Liepollo Ntlhakana1,2, Gill Nelson1,3, Katijah Khoza-Shangase2, Innocent Maposa1
1 School of Public Health, University of the Witwatersrand, Faculty of Health Sciences, Johannesburg, South Africa; 2 Department of Speech Pathology and Audiology, School of Human and Community Development, University of the Witwatersrand, Faculty of Humanities, Johannesburg, South Africa; 3 Research Department of Infection and Population Health, UCL Institute for Global Health, University College London, UK
Background: The prevalence of occupational noise induced hearing loss is associated with various risk factors that affect workers employed by the South African mines. We aimed to examine the association of standard threshold shifts (STS) with exposure to noise and platinum mine dust (PDM) for miners at a platinum mine in South Africa, using demographic data and five years (2014 to 2018) of annual screening audiometry results, noise and dust exposure data (averaged exposure data).
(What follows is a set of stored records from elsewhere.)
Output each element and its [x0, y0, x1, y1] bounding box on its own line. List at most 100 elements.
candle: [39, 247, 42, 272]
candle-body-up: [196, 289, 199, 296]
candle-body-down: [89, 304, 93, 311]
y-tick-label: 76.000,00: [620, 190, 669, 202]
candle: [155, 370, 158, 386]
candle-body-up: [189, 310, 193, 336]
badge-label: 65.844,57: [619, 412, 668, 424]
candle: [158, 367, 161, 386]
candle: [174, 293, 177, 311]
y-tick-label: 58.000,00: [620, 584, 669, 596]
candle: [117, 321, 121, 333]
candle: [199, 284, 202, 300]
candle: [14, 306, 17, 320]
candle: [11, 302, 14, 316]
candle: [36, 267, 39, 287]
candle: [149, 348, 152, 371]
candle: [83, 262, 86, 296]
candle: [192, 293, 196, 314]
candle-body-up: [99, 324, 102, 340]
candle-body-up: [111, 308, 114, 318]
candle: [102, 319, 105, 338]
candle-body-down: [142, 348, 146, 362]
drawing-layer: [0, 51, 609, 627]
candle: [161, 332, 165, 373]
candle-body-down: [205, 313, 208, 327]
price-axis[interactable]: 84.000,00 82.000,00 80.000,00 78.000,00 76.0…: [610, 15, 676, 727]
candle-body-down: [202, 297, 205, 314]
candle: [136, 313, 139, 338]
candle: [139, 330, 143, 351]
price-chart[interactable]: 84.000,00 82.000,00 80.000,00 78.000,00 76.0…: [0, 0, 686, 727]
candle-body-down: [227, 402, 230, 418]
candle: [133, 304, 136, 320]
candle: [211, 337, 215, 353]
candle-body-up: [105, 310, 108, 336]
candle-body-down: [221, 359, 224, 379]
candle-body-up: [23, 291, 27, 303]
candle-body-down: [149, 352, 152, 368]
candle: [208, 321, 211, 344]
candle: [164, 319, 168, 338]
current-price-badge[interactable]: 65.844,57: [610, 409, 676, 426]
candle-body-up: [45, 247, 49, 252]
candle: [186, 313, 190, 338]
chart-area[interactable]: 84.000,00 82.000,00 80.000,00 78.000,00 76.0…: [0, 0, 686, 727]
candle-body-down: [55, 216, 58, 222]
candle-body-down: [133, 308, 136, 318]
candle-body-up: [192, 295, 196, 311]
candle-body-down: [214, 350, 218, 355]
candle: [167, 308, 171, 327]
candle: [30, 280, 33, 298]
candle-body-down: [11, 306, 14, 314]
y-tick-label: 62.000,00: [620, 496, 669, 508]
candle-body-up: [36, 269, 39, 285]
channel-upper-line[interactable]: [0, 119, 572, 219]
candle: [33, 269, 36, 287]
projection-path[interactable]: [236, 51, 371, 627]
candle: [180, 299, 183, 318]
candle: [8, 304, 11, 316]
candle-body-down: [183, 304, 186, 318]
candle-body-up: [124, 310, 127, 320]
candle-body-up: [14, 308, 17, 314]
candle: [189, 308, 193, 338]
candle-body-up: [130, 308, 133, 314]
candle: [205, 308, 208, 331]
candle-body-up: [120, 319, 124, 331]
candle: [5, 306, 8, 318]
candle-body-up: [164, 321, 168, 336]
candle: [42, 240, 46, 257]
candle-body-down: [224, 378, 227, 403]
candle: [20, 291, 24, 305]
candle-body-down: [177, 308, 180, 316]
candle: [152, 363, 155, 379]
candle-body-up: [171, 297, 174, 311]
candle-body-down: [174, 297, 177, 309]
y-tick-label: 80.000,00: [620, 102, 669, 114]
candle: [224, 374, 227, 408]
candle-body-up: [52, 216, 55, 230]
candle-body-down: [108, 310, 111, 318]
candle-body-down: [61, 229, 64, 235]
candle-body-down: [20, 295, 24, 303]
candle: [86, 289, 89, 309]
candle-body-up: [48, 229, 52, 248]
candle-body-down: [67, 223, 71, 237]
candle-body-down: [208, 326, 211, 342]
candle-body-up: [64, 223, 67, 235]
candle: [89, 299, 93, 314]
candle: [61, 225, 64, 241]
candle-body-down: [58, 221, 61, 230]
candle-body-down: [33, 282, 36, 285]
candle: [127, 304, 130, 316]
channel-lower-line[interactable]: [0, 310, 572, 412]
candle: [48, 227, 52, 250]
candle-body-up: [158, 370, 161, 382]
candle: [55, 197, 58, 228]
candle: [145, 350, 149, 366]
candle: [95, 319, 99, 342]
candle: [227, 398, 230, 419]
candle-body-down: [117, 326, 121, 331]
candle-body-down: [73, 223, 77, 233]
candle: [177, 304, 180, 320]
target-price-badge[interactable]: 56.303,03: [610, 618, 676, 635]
Methods: This was an analysis of secondary retrospective data collected by the mine. Miners’ age, sex, PLH, and dust and noise exposure data were described, after which we developed a linear mixed effects regression model to predict STS. Data that had been collected from 2014 to 2018 were analysed (N=12 692); average occupational exposure levels to noise and dust were calculated from recorded measurements.
Results: Most miners were male (89.6%) and more than 50% younger than 41 years. More than 70% were exposed to > 85 dBA noise and 58% exposed to PMD from 1.5 to 2.99 mg/m3. Changes in hearing levels ranged from 8.3 dBHL at baseline (2014/2015) to 10 dBHL in 2016 (high frequency average, HFA234); with no changes thereafter. Linear mixed effects model estimated exposure associated with sex (male) was 27% and 21% for the left and right ear, respectively. The estimated effect of age, PLH, noise exposure and years of exposure was < 10% for each variable. There was no statistically significant association between PMD and STS in hearing.
Conclusion: Age, sex, years of exposure to noise, and noise exposure levels combined effects and strength of association can be used to predict STS for this group of miners. Our findings may be used to measure the mine’s HCP efficiency and prevention of ONIHL among miners.